La Compagnie Omnibus : Corps étranger
La Compagnie Omnibus propose une relecture de L’Intimité d’Emma Haché, mise en scène par Francine Alepin. Entretien avec Louise Marleau, qui y forme avec Pierre Collin un couple excessif et désabusé.
Il y a à peine un mois, Louise Marleau n’avait pas lu la pièce de l’auteure acadienne Emma Haché. Remplaçant à pied levé Louison Danis, la comédienne s’apprête à interpréter Frauke, une Allemande déracinée et poursuivie par le remord. "Cette écriture m’a fascinée et j’y ai vu un défi incroyable parce que c’est un texte abstrait à incarner, explique Louise Marleau. J’aime beaucoup ces pièces qui portent des moments très réalistes et d’autres où on se détache complètement, comme si on observait nos personnages de l’extérieur. Frauke me rappelle le sadomasochisme de la mademoiselle Julie de Strindberg, les jeux de rôles de la Marta d’Albee. J’ai vu tout de suite l’occasion de me replonger dans ce genre de travail que j’adore faire."
Alex et Frauke forment un couple traumatisé par la Deuxième Guerre mondiale. Si Frauke a connu Alex en soldat canadien vainqueur sur la terre allemande, elle partage maintenant sa vie au Canada, rongée par un cancer, mère et amante désillusionnée. "Ça se verra physiquement qu’elle est Allemande, poursuit l’actrice. J’y mets même un petit accent pour qu’on se souvienne tout au long de la pièce que ces deux personnages viennent de deux mondes différents. C’est donc une approche plus réaliste, je pense, que ce qui avait été fait avec Marc Béland et Markita Boies dans la première version. On essaie d’entrer dans la folie de ces deux personnages, car ils sont hantés psychologiquement par la guerre. Il s’agit alors de montrer leur réalité émotionnelle. Frauke, refusant d’appartenir à la race aryenne et ayant beaucoup de culpabilité, de cauchemars et de visions apocalyptiques de ce que son peuple a généré, porte un désir de mourir. D’échapper enfin à cette culpabilité qui la ronge."
TÊTE CHERCHEUSE
Abordant la maladie, la maternité et la mémoire, le texte d’Emma Haché lance des pistes volontairement floues. Frauke a-t-elle tué son enfant? S’agit-il d’un pervers jeu de rôles auquel deux êtres blessés se prêtent? "Il me semble que tous les thèmes abordés soient sous le couvert de l’autodestruction, cette utilisation de l’autre pour sa propre destruction, précise Marleau. J’aime que les spectateurs puissent repartir de ce spectacle en se posant des questions, car c’est là que réside la théâtralité. Il faut toutefois les renseigner assez pour qu’ils puissent être touchés par ces personnages."
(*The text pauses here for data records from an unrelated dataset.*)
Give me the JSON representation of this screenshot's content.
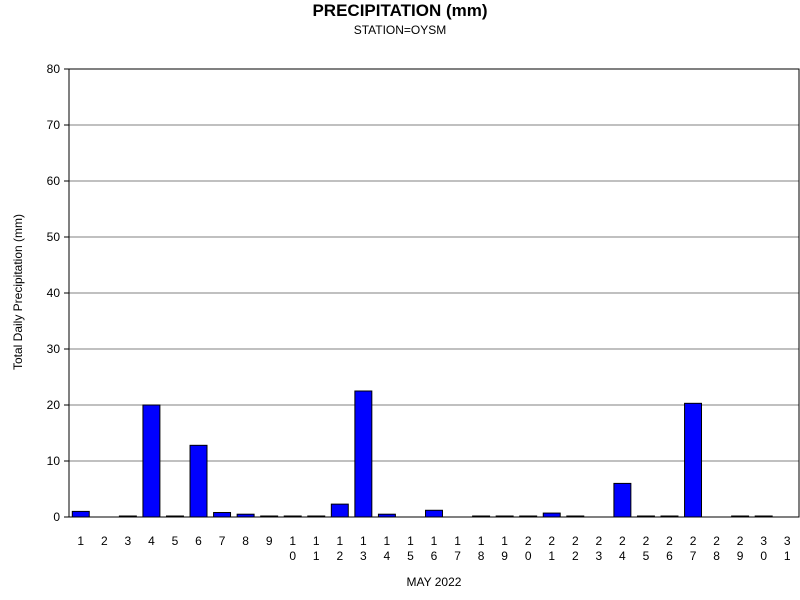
{
  "chart_data": {
    "type": "bar",
    "title": "PRECIPITATION (mm)",
    "subtitle": "STATION=OYSM",
    "xlabel": "MAY 2022",
    "ylabel": "Total Daily Precipitation (mm)",
    "ylim": [
      0,
      80
    ],
    "yticks": [
      "0",
      "10",
      "20",
      "30",
      "40",
      "50",
      "60",
      "70",
      "80"
    ],
    "categories": [
      "1",
      "2",
      "3",
      "4",
      "5",
      "6",
      "7",
      "8",
      "9",
      "10",
      "11",
      "12",
      "13",
      "14",
      "15",
      "16",
      "17",
      "18",
      "19",
      "20",
      "21",
      "22",
      "23",
      "24",
      "25",
      "26",
      "27",
      "28",
      "29",
      "30",
      "31"
    ],
    "values": [
      1.0,
      null,
      0.1,
      20.0,
      0.1,
      12.8,
      0.8,
      0.5,
      0.1,
      0.1,
      0.1,
      2.3,
      22.5,
      0.5,
      null,
      1.2,
      null,
      0.1,
      0.1,
      0.1,
      0.7,
      0.1,
      null,
      6.0,
      0.1,
      0.1,
      20.3,
      null,
      0.1,
      0.1,
      null
    ],
    "grid": true,
    "bar_color": "#0000ff",
    "bar_edge_color": "#000000",
    "grid_color": "#808080"
  }
}
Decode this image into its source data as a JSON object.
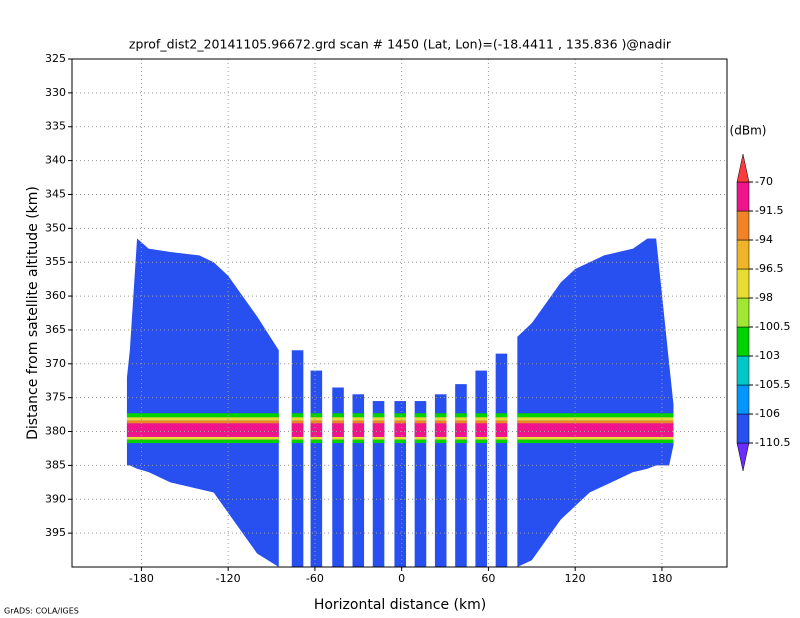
{
  "chart_data": {
    "type": "heatmap",
    "title": "zprof_dist2_20141105.96672.grd  scan # 1450  (Lat, Lon)=(-18.4411 , 135.836 )@nadir",
    "xlabel": "Horizontal distance (km)",
    "ylabel": "Distance from satellite altitude (km)",
    "colorbar_label": "(dBm)",
    "footer": "GrADS: COLA/IGES",
    "xlim": [
      -228,
      225
    ],
    "ylim": [
      400,
      325
    ],
    "xticks": [
      -180,
      -120,
      -60,
      0,
      60,
      120,
      180
    ],
    "yticks": [
      325,
      330,
      335,
      340,
      345,
      350,
      355,
      360,
      365,
      370,
      375,
      380,
      385,
      390,
      395
    ],
    "grid": true,
    "levels": [
      -110.5,
      -106,
      -105.5,
      -103,
      -100.5,
      -98,
      -96.5,
      -94,
      -91.5,
      -70
    ],
    "colors": [
      "#6a2cff",
      "#2850f0",
      "#0096ff",
      "#00c8c8",
      "#00d200",
      "#a0e632",
      "#e6dc32",
      "#f0b428",
      "#f08228",
      "#f0148c",
      "#fa3c3c"
    ],
    "swath_value": -109,
    "left_block": {
      "x": [
        -190,
        -188,
        -183,
        -175,
        -160,
        -140,
        -130,
        -120,
        -110,
        -100,
        -85
      ],
      "top": [
        372,
        368,
        351.5,
        353,
        353.5,
        354,
        355,
        357,
        360,
        363,
        368
      ],
      "bottom": [
        385,
        385,
        385.5,
        386,
        387.5,
        388.5,
        389,
        392,
        395,
        398,
        400
      ]
    },
    "right_block": {
      "x": [
        80,
        90,
        100,
        110,
        120,
        130,
        140,
        150,
        160,
        170,
        176,
        185,
        188
      ],
      "top": [
        366,
        364,
        361,
        358,
        356,
        355,
        354,
        353.5,
        353,
        351.5,
        351.5,
        370,
        376
      ],
      "bottom": [
        400,
        399,
        396,
        393,
        391,
        389,
        388,
        387,
        386,
        385.5,
        385,
        385,
        382
      ]
    },
    "strips": {
      "x": [
        -72,
        -59,
        -44,
        -30,
        -16,
        -1,
        13,
        27,
        41,
        55,
        69
      ],
      "top": [
        368,
        371,
        373.5,
        374.5,
        375.5,
        375.5,
        375.5,
        374.5,
        373,
        371,
        368.5
      ],
      "bottom": [
        400,
        400,
        400,
        400,
        400,
        400,
        400,
        400,
        400,
        400,
        400
      ],
      "width": 8
    },
    "echo_layers": [
      {
        "top": 377.3,
        "bottom": 377.9,
        "value": -101
      },
      {
        "top": 377.9,
        "bottom": 378.4,
        "value": -97
      },
      {
        "top": 378.4,
        "bottom": 378.8,
        "value": -93
      },
      {
        "top": 378.8,
        "bottom": 380.8,
        "value": -80
      },
      {
        "top": 380.8,
        "bottom": 381.2,
        "value": -97
      },
      {
        "top": 381.2,
        "bottom": 381.7,
        "value": -102
      }
    ]
  }
}
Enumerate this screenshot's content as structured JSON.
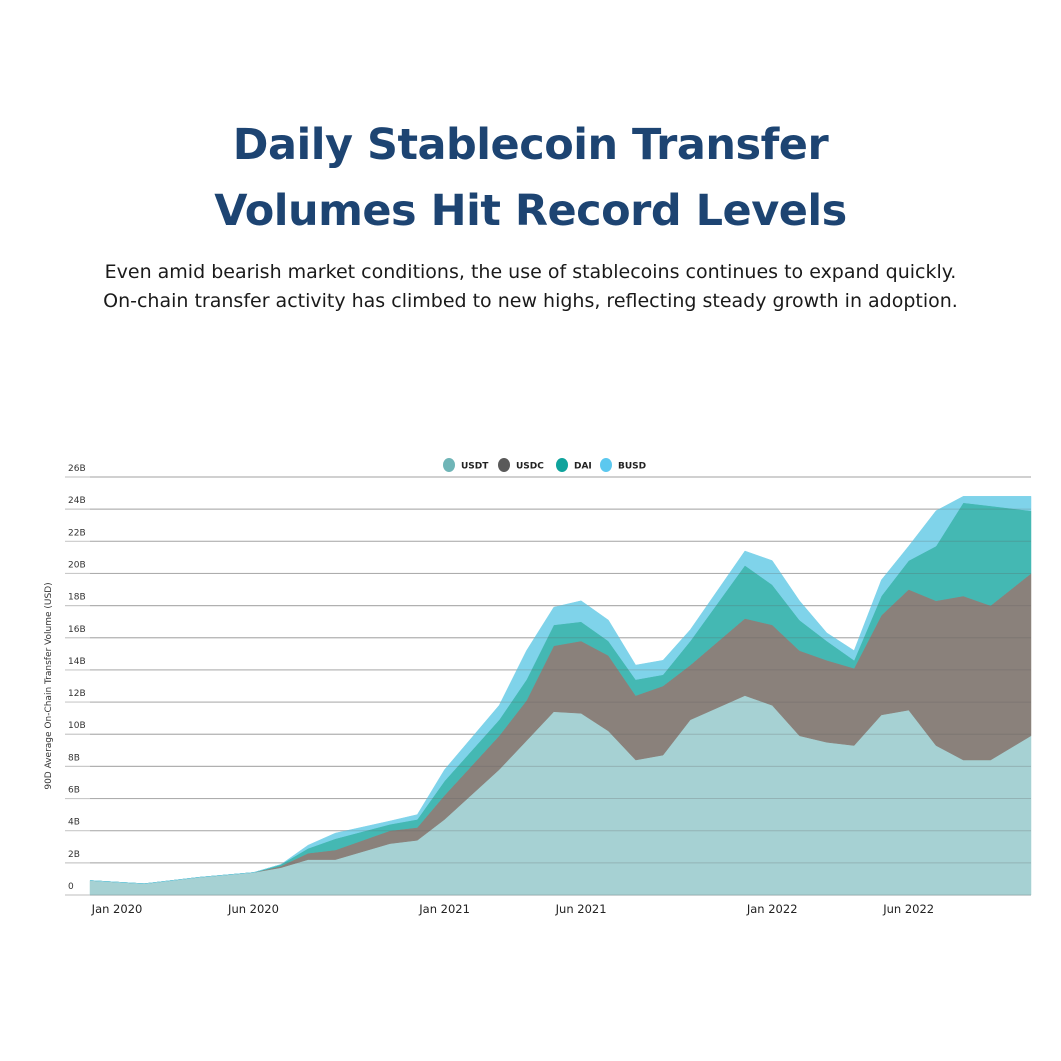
{
  "header": {
    "title_line1": "Daily Stablecoin Transfer",
    "title_line2": "Volumes Hit Record Levels",
    "subtitle_line1": "Even amid bearish market conditions, the use of stablecoins continues to expand quickly.",
    "subtitle_line2": "On-chain transfer activity has climbed to new highs, reflecting steady growth in adoption."
  },
  "chart_data": {
    "type": "area",
    "stacked": true,
    "title": "",
    "xlabel": "",
    "ylabel": "90D Average On-Chain Transfer Volume (USD)",
    "ylim": [
      0,
      26
    ],
    "yticks": [
      "0",
      "2B",
      "4B",
      "6B",
      "8B",
      "10B",
      "12B",
      "14B",
      "16B",
      "18B",
      "20B",
      "22B",
      "24B",
      "26B"
    ],
    "xticks": [
      {
        "label": "Jan 2020",
        "date": "2020-01"
      },
      {
        "label": "Jun 2020",
        "date": "2020-06"
      },
      {
        "label": "Jan 2021",
        "date": "2021-01"
      },
      {
        "label": "Jun 2021",
        "date": "2021-06"
      },
      {
        "label": "Jan 2022",
        "date": "2022-01"
      },
      {
        "label": "Jun 2022",
        "date": "2022-06"
      }
    ],
    "grid": true,
    "legend_position": "top",
    "x": [
      "2019-12",
      "2020-02",
      "2020-04",
      "2020-06",
      "2020-07",
      "2020-08",
      "2020-09",
      "2020-11",
      "2020-12",
      "2021-01",
      "2021-03",
      "2021-04",
      "2021-05",
      "2021-06",
      "2021-07",
      "2021-08",
      "2021-09",
      "2021-10",
      "2021-12",
      "2022-01",
      "2022-02",
      "2022-03",
      "2022-04",
      "2022-05",
      "2022-06",
      "2022-07",
      "2022-08",
      "2022-09",
      "2022-10"
    ],
    "series": [
      {
        "name": "USDT",
        "color": "#a6d1d3",
        "legend_color": "#6fb5b7",
        "values": [
          0.9,
          0.7,
          1.1,
          1.4,
          1.7,
          2.2,
          2.2,
          3.2,
          3.4,
          4.7,
          7.8,
          9.6,
          11.4,
          11.3,
          10.2,
          8.4,
          8.7,
          10.9,
          12.4,
          11.8,
          9.9,
          9.5,
          9.3,
          11.2,
          11.5,
          9.3,
          8.4,
          8.4,
          9.9
        ]
      },
      {
        "name": "USDC",
        "color": "#8a817b",
        "legend_color": "#5a5a5a",
        "values": [
          0,
          0,
          0,
          0,
          0.1,
          0.4,
          0.6,
          0.8,
          0.8,
          1.5,
          2.1,
          2.5,
          4.1,
          4.5,
          4.7,
          4.0,
          4.3,
          3.4,
          4.8,
          5.0,
          5.3,
          5.1,
          4.8,
          6.2,
          7.5,
          9.0,
          10.2,
          9.6,
          10.1
        ]
      },
      {
        "name": "DAI",
        "color": "#44b8b3",
        "legend_color": "#0fa39c",
        "values": [
          0,
          0,
          0,
          0,
          0.1,
          0.3,
          0.7,
          0.4,
          0.5,
          0.9,
          1.0,
          1.3,
          1.3,
          1.2,
          0.9,
          1.0,
          0.7,
          1.5,
          3.3,
          2.5,
          1.9,
          1.2,
          0.5,
          1.2,
          1.8,
          3.4,
          5.8,
          6.2,
          3.9
        ]
      },
      {
        "name": "BUSD",
        "color": "#7fd3ea",
        "legend_color": "#5cc8ef",
        "values": [
          0,
          0,
          0,
          0,
          0,
          0.2,
          0.35,
          0.2,
          0.3,
          0.7,
          0.9,
          1.8,
          1.1,
          1.3,
          1.3,
          0.9,
          0.9,
          0.7,
          0.9,
          1.5,
          1.2,
          0.5,
          0.6,
          1.0,
          0.9,
          2.2,
          0.4,
          0.6,
          0.9
        ]
      }
    ]
  }
}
La comédienne travaille pour la première fois sous la direction d’une compagnie de théâtre expérimental. Omnibus axe en effet sa pratique sur l’organicité des corps. "Qu’un théâtre de recherche s’intéresse à moi, ça m’a beaucoup touchée. Non pas parce que je n’ai fait que du théâtre classique ou de l’institutionnel – ça fait 25 ans que je n’ai pas joué au TNM! confie la comédienne en riant -, mais j’ai commencé à l’âge de sept ans et j’ai fait partie des troupes établies parce qu’il n’y en avait pas d’autres. Évidemment, on m’a associée au théâtre établi. Les gens qui avaient mon âge et qui faisaient du théâtre d’avant-garde ne pensaient pas à moi."
La comédienne avoue d’ailleurs avoir longtemps envié Paul Savoie, qui se promène allégrement d’un univers à l’autre. "C’est une remise en question que d’aller dans des lieux où l’on peut tout se permettre. Je n’ai pas eu souvent l’occasion de le faire, sauf les fois où je l’ai moi-même provoqué. C’est donc un honneur pour moi d’être demandée par une troupe comme celle-ci. J’espère que ça va ouvrir la porte à d’autres jeunes compagnies, car c’est très agréable."